This Is Who We Are
We were born in a 49-state America, which is kinda cool, although we didn’t really think about it until recently. You’d think there’d be some notice of 49-star babies, some passing human-interest piece on a slow news day, something exploring our sliver of a Unique Perspective, but that’s what you get when you’re wedged between Boomers and GenX. You get ignored.
Our perspective, as it happens, is that of growing up in America during the Sixties and Seventies, of JFK and RFK and MLK, of Vietnam and Nixon, of gas shortages and pollution. When nostalgia became pop culture, it was for happy days we had never known. Except in reruns.
And when America’s truths became known, we watched everyone run away from them as fast as they could.
Vietnam was a Bad War. We were the Bad Guys. This is something you can accept, growing up with it. You can also accept that the white kids on college deferments were sheer assholes to the poor schmucks who couldn’t buy their way out of it. We were too young to have a stake in Our Exceptional Nation’s Pride, but we were there for The Reckoning, which lasted until a hockey victory gave rise to chants of “USA! USA!” that continue to this day. That wasn’t patriotism, we could have told you, that was desperation. Which also has lasted to this day.
That was 1980. We were in college. A couple years before, there were protests on campus, students wearing sheets of paper over their faces. They were Iranian. They were protesting the Shah. The paper was to conceal their identities from Savak, the Shah’s secret police.
America had put the Shah in power in 1953. The CIA had helped create Savak. We, as a nation, were complicit in the oppression the students were protesting. We did it for oil.
And then the Shah was overthrown, diplomatic hostages were taken, Ted Koppel made his bones whipping the country into a nightly frenzy, USA-USA, and Ronald Reagan changed the subject.
It can be argued that Reagan was elected because Americans — well, white Americans — grew tired of hearing what assholes we were. We had something of a brief Truth & Reconciliation moment in the Seventies, but that hadn’t gone well. J. Edgar Hoover’s lifetime of misdeeds had been revealed, Frank Church‘s Senate Committee had exposed uncomfortable truths about CIA meddling in other nations. We, as a nation, had caused a lot of grief. Also, deaths.
We caused a lot of grief and death in the Eighties, too. In the midst of all the sadness and slaughter, Peggy Noonan put some words in her candidate’s mouth, poetic words, inspirational words, words that would help us ignore the things we had done and were doing as a nation, words that would help us turn away from truth:
America was a “shining city on a hill”.
It wasn’t true then, or now. It wasn’t true when JFK dropped the same John Winthrop line in 1960, a year after our 49-state birth, not with Jim Crow still the law of a substantial part of the land. It wasn’t true with Nixon’s dog-whistling Southern Strategy, it wasn’t true with Racism by Other Means being waged through the War on Crime and War on Drugs.

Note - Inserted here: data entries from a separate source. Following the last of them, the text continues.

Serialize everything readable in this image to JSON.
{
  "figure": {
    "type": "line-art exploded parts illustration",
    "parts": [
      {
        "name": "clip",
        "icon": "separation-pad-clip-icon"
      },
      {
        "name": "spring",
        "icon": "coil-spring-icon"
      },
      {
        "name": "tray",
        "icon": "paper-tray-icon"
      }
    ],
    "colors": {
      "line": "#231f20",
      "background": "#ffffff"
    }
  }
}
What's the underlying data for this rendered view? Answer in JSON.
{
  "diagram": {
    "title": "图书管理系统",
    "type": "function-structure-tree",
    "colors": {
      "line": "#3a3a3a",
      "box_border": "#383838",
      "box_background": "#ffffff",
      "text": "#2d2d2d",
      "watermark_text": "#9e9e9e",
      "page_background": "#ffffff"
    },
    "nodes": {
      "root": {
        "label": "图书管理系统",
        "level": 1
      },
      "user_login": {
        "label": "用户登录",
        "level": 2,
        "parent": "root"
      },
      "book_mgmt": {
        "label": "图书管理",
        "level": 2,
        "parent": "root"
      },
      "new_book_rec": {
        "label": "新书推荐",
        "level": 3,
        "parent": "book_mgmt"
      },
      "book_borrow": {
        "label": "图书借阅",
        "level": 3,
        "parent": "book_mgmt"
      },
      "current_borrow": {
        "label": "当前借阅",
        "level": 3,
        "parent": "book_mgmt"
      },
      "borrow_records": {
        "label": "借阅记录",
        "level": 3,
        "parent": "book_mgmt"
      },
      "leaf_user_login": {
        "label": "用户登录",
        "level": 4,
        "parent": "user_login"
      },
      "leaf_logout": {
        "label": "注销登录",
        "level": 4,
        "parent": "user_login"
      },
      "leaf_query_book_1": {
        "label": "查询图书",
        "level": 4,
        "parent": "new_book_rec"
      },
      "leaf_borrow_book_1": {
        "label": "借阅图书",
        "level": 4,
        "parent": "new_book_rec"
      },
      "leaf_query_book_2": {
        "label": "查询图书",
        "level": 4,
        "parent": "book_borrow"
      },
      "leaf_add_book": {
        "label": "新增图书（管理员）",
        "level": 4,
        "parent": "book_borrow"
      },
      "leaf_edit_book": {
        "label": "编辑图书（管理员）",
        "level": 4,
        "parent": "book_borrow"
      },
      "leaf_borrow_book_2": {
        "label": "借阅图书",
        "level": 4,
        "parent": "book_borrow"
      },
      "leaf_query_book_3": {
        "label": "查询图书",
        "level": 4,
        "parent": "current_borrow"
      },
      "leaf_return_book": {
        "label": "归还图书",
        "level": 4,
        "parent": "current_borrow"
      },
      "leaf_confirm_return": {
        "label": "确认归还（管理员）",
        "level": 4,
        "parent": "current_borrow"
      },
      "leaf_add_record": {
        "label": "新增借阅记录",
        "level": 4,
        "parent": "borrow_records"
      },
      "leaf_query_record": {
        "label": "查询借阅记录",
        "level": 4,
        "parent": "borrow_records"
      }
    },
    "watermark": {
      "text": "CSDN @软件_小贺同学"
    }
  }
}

And it certainly isn’t true when we watch our children being slaughtered by weapons of mass destruction, and do nothing about it.
America is a shithole country. It’s been a shithole country since long before we were born. If you haven’t noticed, congratulations! You’re white. And male. Blessed be the fruit.
There’s a line that’s been going around the past week, a line of shock and disbelief, a line you hear accompanying reports of what we do to families — especially children — seeking asylum at our border:
“This is not who we are.”
This is certainly not who we believed we were, those of us who have enjoyed the luxury of living their lives in complete ignorance of what we do, what we’ve done, what we’ve always done, to people who are not us, not white, not male, not wealthy. We’ve turned our heads, looked away, preferred the sweet music to the discordant reality, preferred to yearn for a past that never was instead of working toward a future that can be better.
This is who we are. This is what we’ve done. We reward the people who do it for us. And then we act surprised when they do it.